Based on those probabilities, above, we can determine an expected number of teams from each level for each round of the FA Cup. I did this by taking the probability of drawing a team from each division and multiplying the probability of beating a team from that division. I then used the formula for expected value to find the expected number of teams from each division in each round.

At each new round, I had to repeated this process. At each new level of the competition, the ratio of Premier League teams increases, making it more likely a team from a lower level would be drawn against a first-tier side.
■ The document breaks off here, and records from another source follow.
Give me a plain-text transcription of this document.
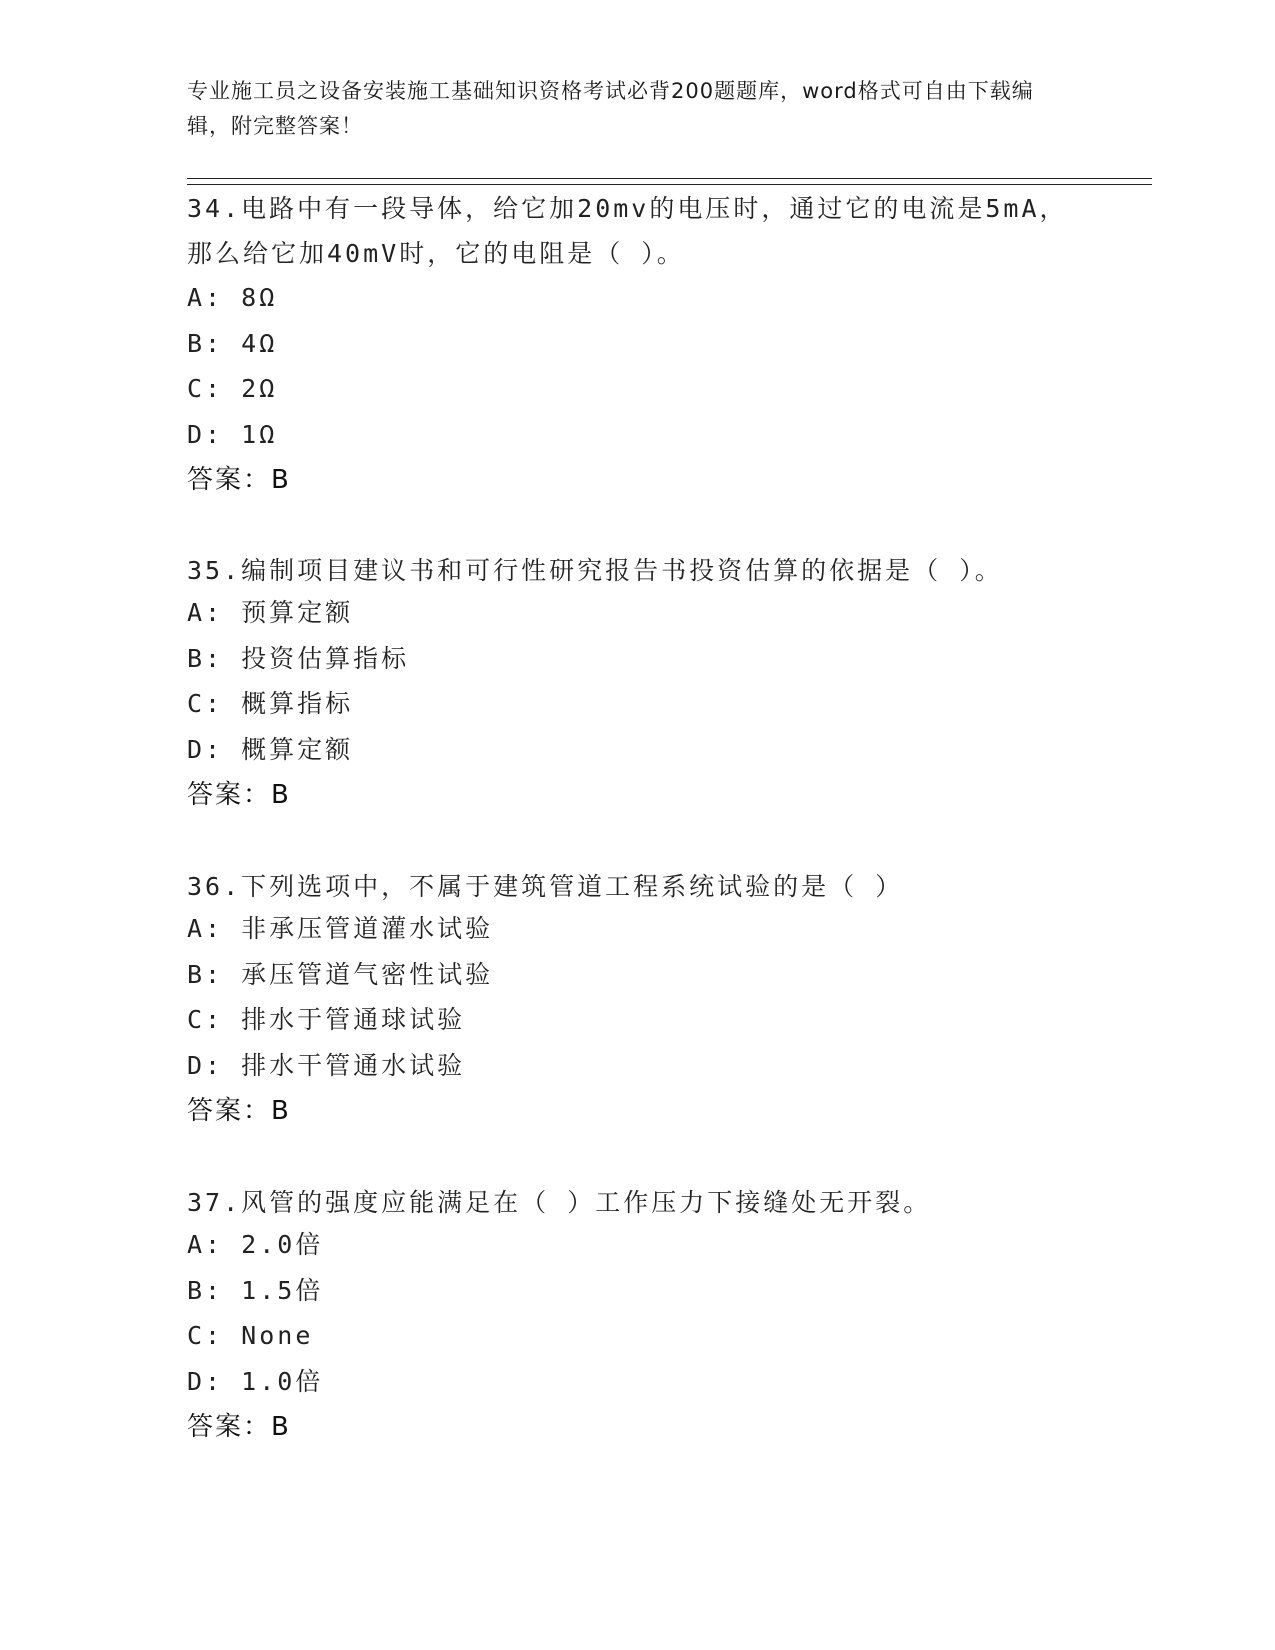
专业施工员之设备安装施工基础知识资格考试必背200题题库，word格式可自由下载编辑，附完整答案！

34.电路中有一段导体，给它加20mv的电压时，通过它的电流是5mA，那么给它加40mV时，它的电阻是（ ）。

A: 8Ω
B: 4Ω
C: 2Ω
D: 1Ω
答案：B

35.编制项目建议书和可行性研究报告书投资估算的依据是（ ）。

A: 预算定额
B: 投资估算指标
C: 概算指标
D: 概算定额
答案：B

36.下列选项中，不属于建筑管道工程系统试验的是（ ）

A: 非承压管道灌水试验
B: 承压管道气密性试验
C: 排水于管通球试验
D: 排水干管通水试验
答案：B

37.风管的强度应能满足在（ ）工作压力下接缝处无开裂。

A: 2.0倍
B: 1.5倍
C: None
D: 1.0倍
答案：B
Here are the number of teams from each level of English football that we can expect at the FA Cup’s various rounds:

Round 3 Round 4 Round 5 Round 6 Semifinal Final
Premier League 20 14.4 9.3 5.4 3 1.8
Championship 24 11.1 4.4 1.5 .7 .2
League One 9.75 4.1 1.5 .8 .3 0
League Two 6.25 1.7 0.5 0.3 0 0
Non League 4 1.1 .2 0 0 0

Using these values, I was able to determine the probability of a team from a specific division reaching a given round of the competition. In percentages:

Round 4 Round 5 Round 6 Semifinal Final
Premier League 70.52% 47.02% 27.65% 16.59% 9.75%
Championship 46.29% 18.68% 6.65% 2.00% 0.45%
League One 41.31% 15.83% 5.43% 1.71% 0.39%
League Two 28.85% 6.90% 1.24% 0.19% 0.02%
Non League 26.67% 5.98% 1.05% 0.18% 0.02%

Some oddities do occur from the small sample size. For example, Luton Town’s victory over Norwich City in 2013 creates the illusion that the odds of a non-league side defeating a Premier League side is one in eight, when in reality it is much, much lower (the previous non-league side to beat a top flight team was Sutton United in 1989). It should also be noted that the probabilities for the teams in the lower three categories are the probabilities given that they reach the third round of the competition.

Based on these numbers, we should see a non-league team reach the final of the FA Cup about once every 125 years. The last non-league team to win the FA Cup? Tottenham Hotspur, then playing in the Southern League, in 1901.

This year, there’s only one non-league team in the third round: Eastleigh, who play at home to Championship side Bolton. Here’s hoping they pull off the remarkable and become a true Cinderella!